7. A packaged integrated circuit, including: an integrated circuit body having a first edge; a first set of leads, wherein the leads in the first set are connected to the first edge at substantially coplanar first locations, wherein all the first locations are substantially in a single first plane, wherein each of the leads in the first set has an outer end which extends substantially a first distance from the body, and wherein all the outer ends of the leads in the first set are substantially in a single second plane parallel to the first plane; and a second set of leads, wherein the leads in the second set are connected to the first edge at second locations substantially coplanar with the first locations, wherein all the second locations are substantially in the first plane, wherein the second locations alternate with the first locations, wherein each of the leads in the second set has an outer end which extends substantially a second distance from the body, and wherein all the outer ends of the leads in the second set are substantially in the second plane.

8. The packaged integrated circuit of claim 7, wherein the body has a second edge opposite the first edge, and also including: a third set of leads, wherein the leads in the third set are connected to the second edge at third locations, and wherein each of the leads in the third set has an outer end which extends substantially a third distance from the body; and a fourth set of leads, wherein the leads in the fourth set are connected to the second edge at fourth locations, wherein the fourth locations alternate with the third locations, and wherein each of the leads in the fourth set has an outer end which extends substantially a fourth distance from the body.

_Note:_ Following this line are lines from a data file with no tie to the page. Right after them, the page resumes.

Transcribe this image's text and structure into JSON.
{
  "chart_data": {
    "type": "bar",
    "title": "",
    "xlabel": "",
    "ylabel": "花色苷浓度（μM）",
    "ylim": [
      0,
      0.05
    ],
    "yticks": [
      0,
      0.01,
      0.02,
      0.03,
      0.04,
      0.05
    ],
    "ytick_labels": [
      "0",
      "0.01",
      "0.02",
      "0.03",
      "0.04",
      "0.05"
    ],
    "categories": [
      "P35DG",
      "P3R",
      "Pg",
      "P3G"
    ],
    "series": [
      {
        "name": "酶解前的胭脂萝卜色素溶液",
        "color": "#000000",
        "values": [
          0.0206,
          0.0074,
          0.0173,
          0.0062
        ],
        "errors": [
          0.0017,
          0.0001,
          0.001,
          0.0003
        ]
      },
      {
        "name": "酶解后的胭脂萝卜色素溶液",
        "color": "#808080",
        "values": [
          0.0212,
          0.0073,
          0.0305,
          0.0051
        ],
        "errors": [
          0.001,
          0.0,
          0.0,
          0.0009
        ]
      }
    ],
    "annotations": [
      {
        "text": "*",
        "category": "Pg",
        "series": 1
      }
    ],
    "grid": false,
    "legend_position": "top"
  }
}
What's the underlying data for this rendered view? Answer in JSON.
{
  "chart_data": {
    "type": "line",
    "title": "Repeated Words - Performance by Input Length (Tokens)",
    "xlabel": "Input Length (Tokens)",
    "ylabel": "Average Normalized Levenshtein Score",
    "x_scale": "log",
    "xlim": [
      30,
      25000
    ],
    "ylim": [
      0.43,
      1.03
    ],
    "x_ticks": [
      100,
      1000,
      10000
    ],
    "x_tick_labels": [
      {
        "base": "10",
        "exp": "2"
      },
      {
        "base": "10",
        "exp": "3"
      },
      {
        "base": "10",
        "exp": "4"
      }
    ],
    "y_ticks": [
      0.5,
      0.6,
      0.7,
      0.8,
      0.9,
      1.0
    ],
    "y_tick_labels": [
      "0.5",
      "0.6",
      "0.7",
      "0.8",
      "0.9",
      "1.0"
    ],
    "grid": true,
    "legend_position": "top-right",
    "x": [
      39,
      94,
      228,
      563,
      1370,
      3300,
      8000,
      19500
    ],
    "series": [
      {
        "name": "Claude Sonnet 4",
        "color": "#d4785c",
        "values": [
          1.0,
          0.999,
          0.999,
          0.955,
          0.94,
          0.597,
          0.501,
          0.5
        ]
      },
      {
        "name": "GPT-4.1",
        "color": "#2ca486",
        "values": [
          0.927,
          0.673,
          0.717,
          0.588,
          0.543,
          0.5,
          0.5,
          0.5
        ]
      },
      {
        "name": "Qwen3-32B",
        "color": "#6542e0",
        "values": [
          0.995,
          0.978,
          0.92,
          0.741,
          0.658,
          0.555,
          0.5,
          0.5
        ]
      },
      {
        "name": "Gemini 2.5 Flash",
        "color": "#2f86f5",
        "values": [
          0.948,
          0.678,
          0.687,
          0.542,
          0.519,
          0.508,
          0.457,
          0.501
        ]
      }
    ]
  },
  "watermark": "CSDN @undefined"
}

9. The packaged integrated circuit of claim 8, wherein each of the first locations is separated from at least one of the second locations by a pitch distance, and wherein each of the third locations is separated from at least one of the fourth locations by the pitch distance.

10. The packaged integrated circuit of claim 9, wherein the pitch distance is smaller than 15 mils.

11. The packaged integrated circuit of claim 7, wherein the leads in the first set are inward- bending, and the leads in the second set are outward- bending.

12. The packaged integrated circuit of claim 7, wherein each of the leads in the first set has a J-shape, and each of the leads in the second set has a gull-wing shape.

13. The packaged integrated circuit of claim 7, wherein each of the leads in the first set has an L-shape, and each of the leads in the second set has a gull-wing shape.

14. A packaged circuit, including: body having a first side face which defines a plane; a first set of leads, wherein the leads in the first set are connected to the first side face at first locations, and wherein each of the leads in the first set has an outer end which extends substantially a first distance from the body in a first direction perpendicularly away from the plane; and a second set of leads, wherein the leads in the second set are connected to the first side face at second locations, wherein the second locations alternate with the first locations, wherein each of the leads in the second set has an outer end which extends substantially a second distance from the body in a second direction perpendicularly away from the plane, where said second direction is opposite to said first direction.

15. The packaged circuit of claim 14, wherein each of the leads in the first set has a J-shape, and each of the leads in the second set has a gull-wing shape.

16. The packaged circuit of claim 14, wherein each of the leads in the first set has an inward- bending L-shape, and each of the leads in the second set has a gull-wing shape.